Halim Zainal

Personal information
- Full name: Abdul Halim bin Zainal
- Date of birth: 29 July 1988 (age 38)^{[citation needed]}
- Place of birth: Negeri Sembilan, Malaysia
- Height: 1.72 m (5 ft 7+1⁄2 in)
- Position: Midfielder

Team information
- Current team: Immigration
- Number: 88

Youth career
- 2004–2005: Bukit Jalil Sports School
- 2006–2007: Negeri Sembilan U-21

Senior career*
- Years: Team / Apps / (Gls)
- 2008–2014: Negeri Sembilan / 93 / (15)
- 2015: Sime Darby / 15 / (0)
- 2016: Kuala Lumpur / 2 / (0)
- 2017–2018: Selangor / 27 / (0)
- 2019–2021: Negeri Sembilan / 25 / (0)
- 2023–: Immigration / 0 / (0)

International career^{‡}
- 2010: Malaysia / 1 / (0)

= Abdul Halim Zainal =

Malaysian footballer

Abdul Halim bin Zainal (born 29 July 1988 in Seremban, Negeri Sembilan) is a Malaysian footballer who plays for Immigration in Malaysia M3 League.

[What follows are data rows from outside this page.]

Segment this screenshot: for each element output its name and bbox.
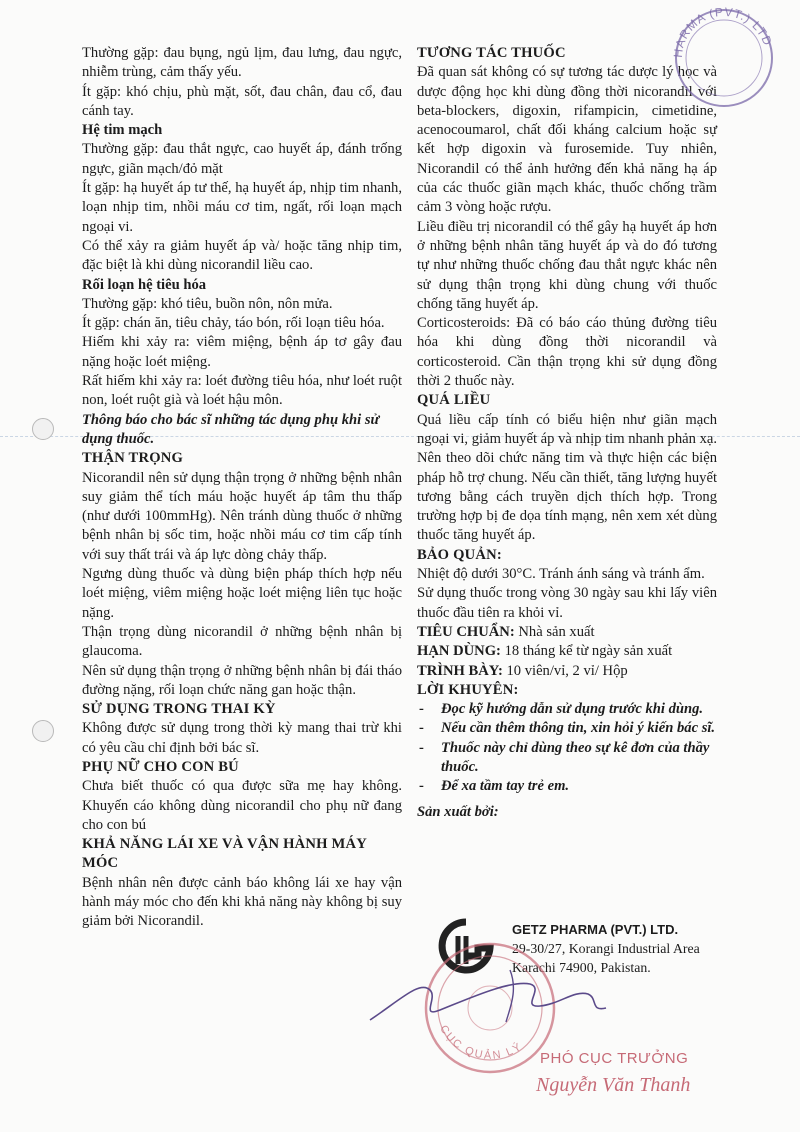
paragraph: Thận trọng dùng nicorandil ở những bệnh nhân bị glaucoma.	[82, 623, 402, 660]
advice-item: - Nếu cần thêm thông tin, xin hỏi ý kiến bác sĩ.	[419, 720, 716, 737]
paragraph: Hiếm khi xảy ra: viêm miệng, bệnh áp tơ gây đau nặng hoặc loét miệng.	[82, 334, 402, 370]
advice-text: Nếu cần thêm thông tin, xin hỏi ý kiến bác sĩ.	[441, 720, 716, 737]
stamp-title: PHÓ CỤC TRƯỞNG	[540, 1050, 689, 1067]
section-heading: QUÁ LIỀU	[417, 392, 491, 409]
paragraph: Chưa biết thuốc có qua được sữa mẹ hay không. Khuyến cáo không dùng nicorandil cho phụ nữ đang cho con bú	[82, 778, 402, 833]
notice-text: Thông báo cho bác sĩ những tác dụng phụ khi sử dụng thuốc.	[82, 411, 380, 447]
advice-text: Để xa tầm tay trẻ em.	[441, 778, 570, 795]
paragraph: Sử dụng thuốc trong vòng 30 ngày sau khi lấy viên thuốc đầu tiên ra khỏi vỉ.	[417, 585, 717, 621]
standard-line	[417, 623, 717, 642]
manufacturer-label: Sản xuất bởi:	[417, 803, 499, 820]
punch-hole	[32, 418, 54, 440]
paragraph: Liều điều trị nicorandil có thể gây hạ huyết áp hơn ở những bệnh nhân tăng huyết áp và do đó tương tự như những thuốc chống đau thắt ngực khác nên sử dụng thận trọng khi dùng chung với thuốc chống tăng huyết áp.	[417, 218, 717, 312]
advice-item: - Thuốc này chỉ dùng theo sự kê đơn của thầy thuốc.	[419, 739, 710, 775]
stamp-text: HARMA (PVT.) LTD	[670, 6, 775, 59]
paragraph: Không được sử dụng trong thời kỳ mang thai trừ khi có yêu cầu chỉ định bởi bác sĩ.	[82, 720, 402, 756]
section-heading: TƯƠNG TÁC THUỐC	[417, 45, 566, 61]
section-heading: Rối loạn hệ tiêu hóa	[82, 276, 207, 293]
address-line: Karachi 74900, Pakistan.	[512, 960, 651, 975]
advice-item: - Để xa tầm tay trẻ em.	[419, 778, 570, 795]
paragraph: Thường gặp: đau bụng, ngủ lịm, đau lưng, đau ngực, nhiễm trùng, cảm thấy yếu.	[82, 45, 402, 81]
section-heading: BẢO QUẢN:	[417, 546, 502, 563]
standard-value: Nhà sản xuất	[514, 623, 595, 640]
section-heading: SỬ DỤNG TRONG THAI KỲ	[82, 701, 276, 718]
paragraph: Thường gặp: khó tiêu, buồn nôn, nôn mửa.	[82, 295, 333, 312]
paragraph: Có thể xảy ra giảm huyết áp và/ hoặc tăng nhịp tim, đặc biệt là khi dùng nicorandil liều cao.	[82, 237, 402, 274]
right-column	[417, 44, 717, 822]
paragraph: Nên sử dụng thận trọng ở những bệnh nhân bị đái tháo đường nặng, rối loạn chức năng gan hoặc thận.	[82, 662, 402, 698]
section-heading: PHỤ NỮ CHO CON BÚ	[82, 758, 239, 775]
advice-text: Đọc kỹ hướng dẫn sử dụng trước khi dùng.	[441, 701, 704, 718]
address-line: 29-30/27, Korangi Industrial Area	[512, 941, 700, 956]
paragraph: Ít gặp: hạ huyết áp tư thế, hạ huyết áp, nhịp tim nhanh, loạn nhịp tim, nhồi máu cơ tim, ngất, rối loạn mạch ngoại vi.	[82, 180, 402, 235]
paragraph: Quá liều cấp tính có biểu hiện như giãn mạch ngoại vi, giảm huyết áp và nhịp tim nhanh phản xạ. Nên theo dõi chức năng tim và thực hiện các biện pháp hỗ trợ chung. Nếu cần thiết, tăng lượng huyết tương bằng cách truyền dịch thích hợp. Trong trường hợp bị đe dọa tính mạng, nên xem xét dùng thuốc tăng huyết áp.	[417, 411, 717, 544]
advice-text: Thuốc này chỉ dùng theo sự kê đơn của thầy thuốc.	[441, 739, 710, 775]
advice-list	[417, 700, 717, 796]
paragraph: Thường gặp: đau thắt ngực, cao huyết áp, đánh trống ngực, giãn mạch/đỏ mặt	[82, 141, 402, 177]
punch-hole	[32, 720, 54, 742]
presentation-value: 10 viên/vỉ, 2 vỉ/ Hộp	[502, 662, 628, 679]
expiry-line	[417, 642, 717, 661]
section-heading: LỜI KHUYÊN:	[417, 681, 519, 698]
paragraph: Nhiệt độ dưới 30°C. Tránh ánh sáng và tránh ẩm.	[417, 566, 705, 583]
paragraph: Rất hiếm khi xảy ra: loét đường tiêu hóa, như loét ruột non, loét ruột già và loét hậu môn.	[82, 373, 402, 409]
expiry-value: 18 tháng kể từ ngày sản xuất	[500, 643, 673, 660]
left-column	[82, 44, 402, 932]
paragraph: Đã quan sát không có sự tương tác dược lý học và dược động học khi dùng đồng thời nicorandil với beta-blockers, digoxin, rifampicin, cimetidine, acenocoumarol, chất đối kháng calcium hoặc sự kết hợp digoxin và furosemide. Tuy nhiên, Nicorandil có thể ảnh hưởng đến khả năng hạ áp của các thuốc giãn mạch khác, thuốc chống trầm cảm 3 vòng hoặc rượu.	[417, 64, 717, 216]
presentation-label: TRÌNH BÀY:	[417, 662, 503, 679]
paragraph: Nicorandil nên sử dụng thận trọng ở những bệnh nhân suy giảm thể tích máu hoặc huyết áp tâm thu thấp (như dưới 100mmHg). Nên tránh dùng thuốc ở những bệnh nhân bị sốc tim, hoặc nhồi máu cơ tim cấp tính với suy thất trái và áp lực dòng chảy thấp.	[82, 469, 402, 563]
seal-text: CỤC QUẢN LÝ	[437, 1023, 525, 1062]
stamp-name: Nguyễn Văn Thanh	[536, 1074, 691, 1096]
presentation-line	[417, 662, 717, 681]
paragraph: Ít gặp: khó chịu, phù mặt, sốt, đau chân, đau cổ, đau cánh tay.	[82, 83, 402, 119]
paragraph: Bệnh nhân nên được cảnh báo không lái xe hay vận hành máy móc cho đến khi khả năng này không bị suy giảm bởi Nicorandil.	[82, 874, 402, 930]
expiry-label: HẠN DÙNG:	[417, 643, 501, 660]
standard-label: TIÊU CHUẨN:	[417, 623, 515, 640]
paragraph: Corticosteroids: Đã có báo cáo thủng đường tiêu hóa khi dùng đồng thời nicorandil và corticosteroid. Cần thận trọng khi sử dụng đồng thời 2 thuốc này.	[417, 315, 717, 390]
advice-item: - Đọc kỹ hướng dẫn sử dụng trước khi dùng.	[419, 701, 704, 718]
section-heading: Hệ tim mạch	[82, 122, 163, 139]
company-name: GETZ PHARMA (PVT.) LTD.	[512, 922, 679, 937]
paragraph: Ngưng dùng thuốc và dùng biện pháp thích hợp nếu loét miệng, viêm miệng hoặc loét miệng liên tục hoặc nặng.	[82, 566, 402, 621]
section-heading: THẬN TRỌNG	[82, 450, 184, 467]
company-stamp	[638, 6, 778, 126]
paragraph: Ít gặp: chán ăn, tiêu chảy, táo bón, rối loạn tiêu hóa.	[82, 315, 385, 332]
section-heading: KHẢ NĂNG LÁI XE VÀ VẬN HÀNH MÁY MÓC	[82, 836, 367, 872]
signature	[360, 960, 620, 1040]
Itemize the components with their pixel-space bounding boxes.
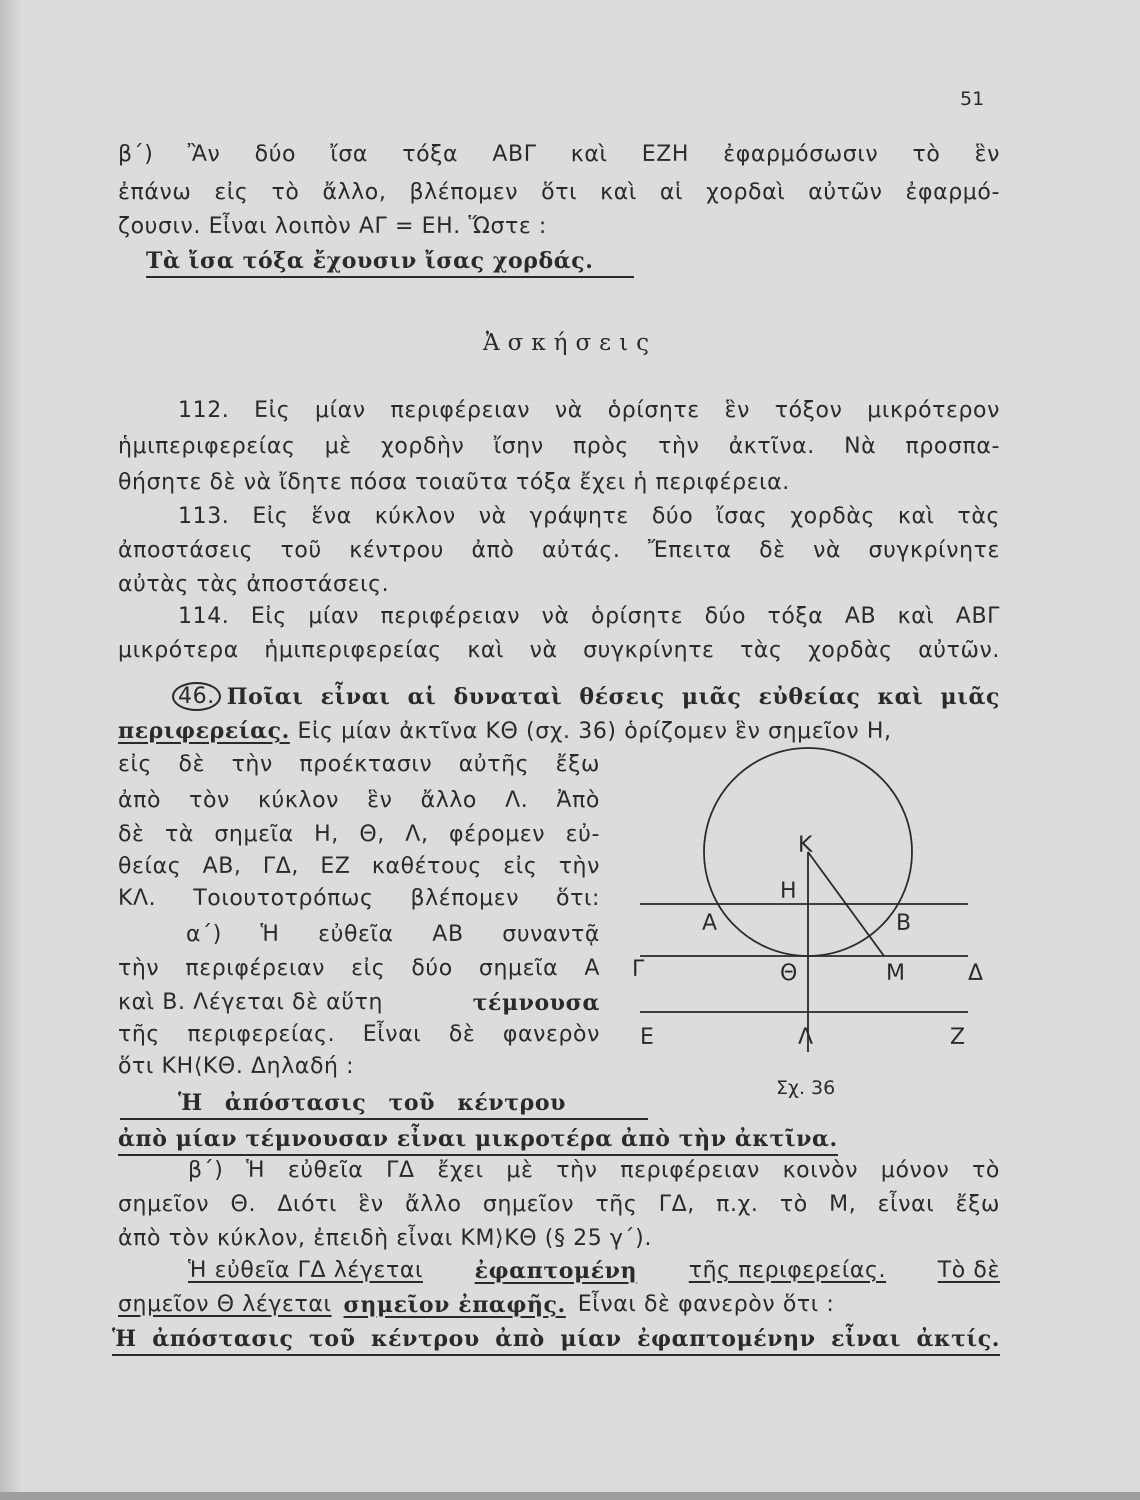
narrow-text-line: ἀπὸ τὸν κύκλον ἓν ἄλλο Λ. Ἀπὸ xyxy=(118,788,600,813)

He is the younger brother of former Malaysia international player, Faizal Zainal and Khairil Zainal.

He started to impress in 2010 season where he help Negeri Sembilan to reach Malaysian Cup final and win FA Cup. He also win the 2011 Malaysia Cup with Negeri Sembilan. In 2012 he also help Negeri Sembilan to win Piala Sultan Haji Ahmad Shah cup. He has shown his great abilities in midfield area.

==Club career==
===Selangor===
Halim signed a contract with Selangor in 2017.

==Career statistics==

===Club===

Appearances and goals by club, season and competition
| Club | Season | League |  |  | Cup |  | League Cup |  | Continental^{1} |  | Total |  |
| Division | Apps | Goals | Apps | Goals | Apps | Goals | Apps | Goals | Apps | Goals |
| Kuala Lumpur | 2016 | Malaysia Premier League | 2 | 0 | 0 | 0 | 4 | 0 | – |  | 6 | 0 |
| Total |  | 2 | 0 | 0 | 0 | 4 | 0 | – |  | 6 | 0 |
| Selangor | 2017 | Malaysia Super League | 18 | 0 | 1 | 0 | 4 | 0 | – |  | 23 | 0 |
| 2018 | Malaysia Super League | 9 | 0 | 5 | 0 | 0 | 0 | 0 | 0 | 14 | 0 |
| Total |  | 27 | 0 | 6 | 0 | 4 | 0 | 0 | 0 | 37 | 0 |
| Career Total |  |  | 0 | 0 | 0 | 0 | 0 | 0 | 0 | 0 | 0 | 0 |

^{1} Includes AFC Cup and AFC Champions League.